The introduction of compulsory use of seatbelts in cars initially met with opposition from civil liberties groups in some countries. However it soon became generally accepted and has saved many lives on the roads. Drink driving is another example from the field of traffic behaviour. By a combination of punitive laws and campaigns to stigmatise those who drink and drive the result has been a change both in attitudes and behaviour. Campaigns to reduce smoking form another interesting case. In most countries that have introduced them, levels of smoking have fallen; and the public has proved willing to accept complete smoking bans in public places in a number of countries. California has been especially successful. The adult smoking rate has dropped to under 15%, from a high of over 50%, 20 years ago.

In most cases it seems to be a mixture of carrots and sticks that produces results, rather than a single approach. The influence of groups is almost always involved - people will change their behaviour if others who they respect do so. Behaviour that was once widely accepted can become stigmatised, as has happened in the drink driving case. Taxation can play a significant role, especially when used as an incentive. It has least impact where behaviour is addictive. The cost of smoking has increased several fold in many countries, but this fact in and of itself does not seem to have deterred many people from continuing the habit.

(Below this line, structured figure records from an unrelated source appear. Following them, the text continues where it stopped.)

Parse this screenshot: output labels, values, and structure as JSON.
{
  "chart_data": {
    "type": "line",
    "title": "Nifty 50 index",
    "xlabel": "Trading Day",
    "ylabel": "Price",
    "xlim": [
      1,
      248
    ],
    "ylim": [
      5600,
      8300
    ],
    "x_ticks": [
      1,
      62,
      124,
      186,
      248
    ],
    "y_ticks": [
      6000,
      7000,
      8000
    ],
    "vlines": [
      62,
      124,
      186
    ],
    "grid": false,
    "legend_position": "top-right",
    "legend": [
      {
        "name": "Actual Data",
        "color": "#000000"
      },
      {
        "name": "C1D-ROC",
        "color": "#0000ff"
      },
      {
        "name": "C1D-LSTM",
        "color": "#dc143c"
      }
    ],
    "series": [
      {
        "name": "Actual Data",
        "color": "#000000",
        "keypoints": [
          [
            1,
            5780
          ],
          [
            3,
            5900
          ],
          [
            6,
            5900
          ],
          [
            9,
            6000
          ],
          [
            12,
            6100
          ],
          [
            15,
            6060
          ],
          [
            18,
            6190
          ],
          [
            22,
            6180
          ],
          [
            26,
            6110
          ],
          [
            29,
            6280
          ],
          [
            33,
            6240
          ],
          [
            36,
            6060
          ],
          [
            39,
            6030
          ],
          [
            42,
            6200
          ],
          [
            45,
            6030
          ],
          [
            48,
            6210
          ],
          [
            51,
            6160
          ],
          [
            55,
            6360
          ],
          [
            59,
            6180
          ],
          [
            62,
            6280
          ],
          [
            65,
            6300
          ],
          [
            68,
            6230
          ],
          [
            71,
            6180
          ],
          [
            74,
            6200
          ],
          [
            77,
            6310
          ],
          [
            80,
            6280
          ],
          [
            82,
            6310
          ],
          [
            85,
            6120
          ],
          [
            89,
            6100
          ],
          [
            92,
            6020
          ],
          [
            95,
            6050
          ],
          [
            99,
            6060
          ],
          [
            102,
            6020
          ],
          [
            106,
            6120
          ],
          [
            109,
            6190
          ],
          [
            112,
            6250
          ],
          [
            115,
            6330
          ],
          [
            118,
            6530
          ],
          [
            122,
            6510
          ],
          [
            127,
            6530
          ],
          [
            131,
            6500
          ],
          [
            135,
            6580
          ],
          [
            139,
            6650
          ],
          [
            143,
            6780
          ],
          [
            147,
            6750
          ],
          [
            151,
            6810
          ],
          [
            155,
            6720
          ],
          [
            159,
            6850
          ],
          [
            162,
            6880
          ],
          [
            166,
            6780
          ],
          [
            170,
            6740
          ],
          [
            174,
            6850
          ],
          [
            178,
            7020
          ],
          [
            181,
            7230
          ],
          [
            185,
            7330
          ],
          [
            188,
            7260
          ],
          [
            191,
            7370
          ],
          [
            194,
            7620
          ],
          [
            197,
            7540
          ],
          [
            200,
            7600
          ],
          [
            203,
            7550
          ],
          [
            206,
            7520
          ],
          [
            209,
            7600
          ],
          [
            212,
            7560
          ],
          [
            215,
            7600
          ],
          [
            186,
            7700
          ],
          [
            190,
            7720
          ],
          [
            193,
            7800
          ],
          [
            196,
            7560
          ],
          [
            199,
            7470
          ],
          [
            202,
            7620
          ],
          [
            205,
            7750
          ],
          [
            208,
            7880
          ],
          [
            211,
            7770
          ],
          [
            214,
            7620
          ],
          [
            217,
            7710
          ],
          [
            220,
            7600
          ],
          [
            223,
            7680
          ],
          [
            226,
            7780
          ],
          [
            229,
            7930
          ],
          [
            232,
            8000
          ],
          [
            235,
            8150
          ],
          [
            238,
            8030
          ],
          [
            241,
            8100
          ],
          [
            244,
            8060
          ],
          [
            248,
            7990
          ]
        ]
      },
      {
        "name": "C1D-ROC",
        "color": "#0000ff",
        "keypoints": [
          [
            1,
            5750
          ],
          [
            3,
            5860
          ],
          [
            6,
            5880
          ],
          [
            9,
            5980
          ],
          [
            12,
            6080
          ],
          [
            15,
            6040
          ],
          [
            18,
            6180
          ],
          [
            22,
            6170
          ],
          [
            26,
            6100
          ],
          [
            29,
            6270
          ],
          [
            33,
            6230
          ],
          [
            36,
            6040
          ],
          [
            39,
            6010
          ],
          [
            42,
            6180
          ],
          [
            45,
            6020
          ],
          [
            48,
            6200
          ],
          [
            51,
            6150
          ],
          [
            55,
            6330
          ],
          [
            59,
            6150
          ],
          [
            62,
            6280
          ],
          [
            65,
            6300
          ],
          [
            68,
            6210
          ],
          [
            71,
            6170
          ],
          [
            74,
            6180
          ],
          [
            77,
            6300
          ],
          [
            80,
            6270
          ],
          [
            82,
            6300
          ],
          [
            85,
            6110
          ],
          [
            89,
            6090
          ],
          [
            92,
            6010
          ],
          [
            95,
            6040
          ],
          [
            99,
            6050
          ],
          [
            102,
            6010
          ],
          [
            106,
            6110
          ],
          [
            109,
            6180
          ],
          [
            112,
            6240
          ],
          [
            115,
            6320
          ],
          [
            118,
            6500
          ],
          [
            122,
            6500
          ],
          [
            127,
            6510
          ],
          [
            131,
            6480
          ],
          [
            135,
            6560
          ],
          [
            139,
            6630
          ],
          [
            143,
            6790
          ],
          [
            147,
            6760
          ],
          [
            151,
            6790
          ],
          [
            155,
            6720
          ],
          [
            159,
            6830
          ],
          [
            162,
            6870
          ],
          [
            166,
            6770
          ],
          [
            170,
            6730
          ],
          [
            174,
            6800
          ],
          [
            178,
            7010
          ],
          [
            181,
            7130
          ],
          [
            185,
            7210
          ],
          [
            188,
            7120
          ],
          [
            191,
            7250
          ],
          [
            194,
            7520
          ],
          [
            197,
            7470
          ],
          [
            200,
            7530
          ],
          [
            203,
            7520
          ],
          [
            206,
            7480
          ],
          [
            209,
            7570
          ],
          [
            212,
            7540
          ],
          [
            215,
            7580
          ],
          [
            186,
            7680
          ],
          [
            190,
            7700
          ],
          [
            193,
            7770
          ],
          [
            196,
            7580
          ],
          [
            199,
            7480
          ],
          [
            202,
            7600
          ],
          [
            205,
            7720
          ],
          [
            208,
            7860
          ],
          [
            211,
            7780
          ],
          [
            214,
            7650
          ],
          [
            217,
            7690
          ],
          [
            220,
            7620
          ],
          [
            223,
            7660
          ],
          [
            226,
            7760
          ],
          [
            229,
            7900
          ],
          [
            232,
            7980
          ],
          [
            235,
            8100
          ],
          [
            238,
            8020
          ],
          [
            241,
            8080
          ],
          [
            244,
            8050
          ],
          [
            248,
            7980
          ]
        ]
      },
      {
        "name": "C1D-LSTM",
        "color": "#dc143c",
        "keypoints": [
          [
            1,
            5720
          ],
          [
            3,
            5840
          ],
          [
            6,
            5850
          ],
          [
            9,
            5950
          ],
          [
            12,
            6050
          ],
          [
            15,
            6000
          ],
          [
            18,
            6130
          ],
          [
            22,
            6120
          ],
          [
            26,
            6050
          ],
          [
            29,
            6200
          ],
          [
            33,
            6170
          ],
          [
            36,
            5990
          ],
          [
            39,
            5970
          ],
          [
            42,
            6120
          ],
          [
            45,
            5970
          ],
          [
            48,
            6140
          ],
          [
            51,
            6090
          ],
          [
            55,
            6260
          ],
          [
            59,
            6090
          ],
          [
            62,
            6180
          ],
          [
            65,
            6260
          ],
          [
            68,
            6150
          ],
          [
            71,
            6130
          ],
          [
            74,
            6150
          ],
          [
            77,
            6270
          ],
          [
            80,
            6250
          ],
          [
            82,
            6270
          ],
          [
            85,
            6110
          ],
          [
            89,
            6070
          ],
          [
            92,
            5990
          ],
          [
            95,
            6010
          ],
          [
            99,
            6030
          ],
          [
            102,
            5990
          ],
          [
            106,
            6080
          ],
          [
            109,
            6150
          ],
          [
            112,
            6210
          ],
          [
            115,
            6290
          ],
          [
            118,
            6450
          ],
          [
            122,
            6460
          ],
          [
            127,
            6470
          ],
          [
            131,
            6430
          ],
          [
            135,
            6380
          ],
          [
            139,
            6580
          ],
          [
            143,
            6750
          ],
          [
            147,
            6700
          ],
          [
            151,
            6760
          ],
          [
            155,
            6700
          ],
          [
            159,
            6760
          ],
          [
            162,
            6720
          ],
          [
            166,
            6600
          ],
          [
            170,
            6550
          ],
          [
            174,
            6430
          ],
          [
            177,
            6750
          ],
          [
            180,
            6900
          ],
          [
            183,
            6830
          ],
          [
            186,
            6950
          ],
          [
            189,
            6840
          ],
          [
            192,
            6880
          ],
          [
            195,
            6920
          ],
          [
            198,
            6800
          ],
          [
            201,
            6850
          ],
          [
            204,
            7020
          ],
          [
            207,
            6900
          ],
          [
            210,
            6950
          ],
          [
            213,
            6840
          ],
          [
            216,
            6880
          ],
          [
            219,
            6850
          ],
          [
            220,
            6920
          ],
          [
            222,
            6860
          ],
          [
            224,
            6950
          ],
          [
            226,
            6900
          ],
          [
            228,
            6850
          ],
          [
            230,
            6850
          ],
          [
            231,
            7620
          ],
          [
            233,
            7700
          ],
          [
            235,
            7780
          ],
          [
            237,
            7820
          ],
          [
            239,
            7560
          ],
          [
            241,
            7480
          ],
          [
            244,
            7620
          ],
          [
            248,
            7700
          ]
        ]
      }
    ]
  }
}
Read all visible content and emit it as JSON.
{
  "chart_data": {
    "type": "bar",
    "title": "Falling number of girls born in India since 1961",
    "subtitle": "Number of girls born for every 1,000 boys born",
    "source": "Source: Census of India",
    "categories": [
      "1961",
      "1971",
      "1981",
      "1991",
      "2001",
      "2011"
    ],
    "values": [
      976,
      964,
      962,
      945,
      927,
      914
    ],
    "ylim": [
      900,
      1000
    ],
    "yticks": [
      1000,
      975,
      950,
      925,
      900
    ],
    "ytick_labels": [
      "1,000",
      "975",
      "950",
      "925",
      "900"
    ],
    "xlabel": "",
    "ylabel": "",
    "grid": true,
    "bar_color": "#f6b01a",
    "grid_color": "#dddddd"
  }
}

Are there any factors influencing behaviour that affect virtually all fields of lifestyle change? Yes. One of the most important is what economists, somewhat clumsily, call "hyperbolic discounting". If you are offered a choice of £50 today or £100 tomorrow, you will pick the £100. But if the time gap stretches to a year, almost everyone tends to opt for the £50 now. Consequences, whether good or bad, that lie some way in the future, have a lower impact on our current choices. Thousands of people undergo heart bypass surgery every year in the UK; of these, only some 10% make the necessary lifestyle changes to prevent further troubles, including the likelihood of an early death.

Hyperbolic discounting is one of the main factors explaining the lazy attitude most people have towards the threats posed by global warming. Surveys show that the majority now accept both that climate change is real and dangerous and that it is created by our own behaviour. However, the proportion that has made any significant behaviour change is very low. The implications are disturbing. Consciousness-raising and green taxes, even if carefully thought out and organised, may have only marginal effects - and they might be widely resisted even then. A lot of thinking about lifestyle change needs to be done, and urgently.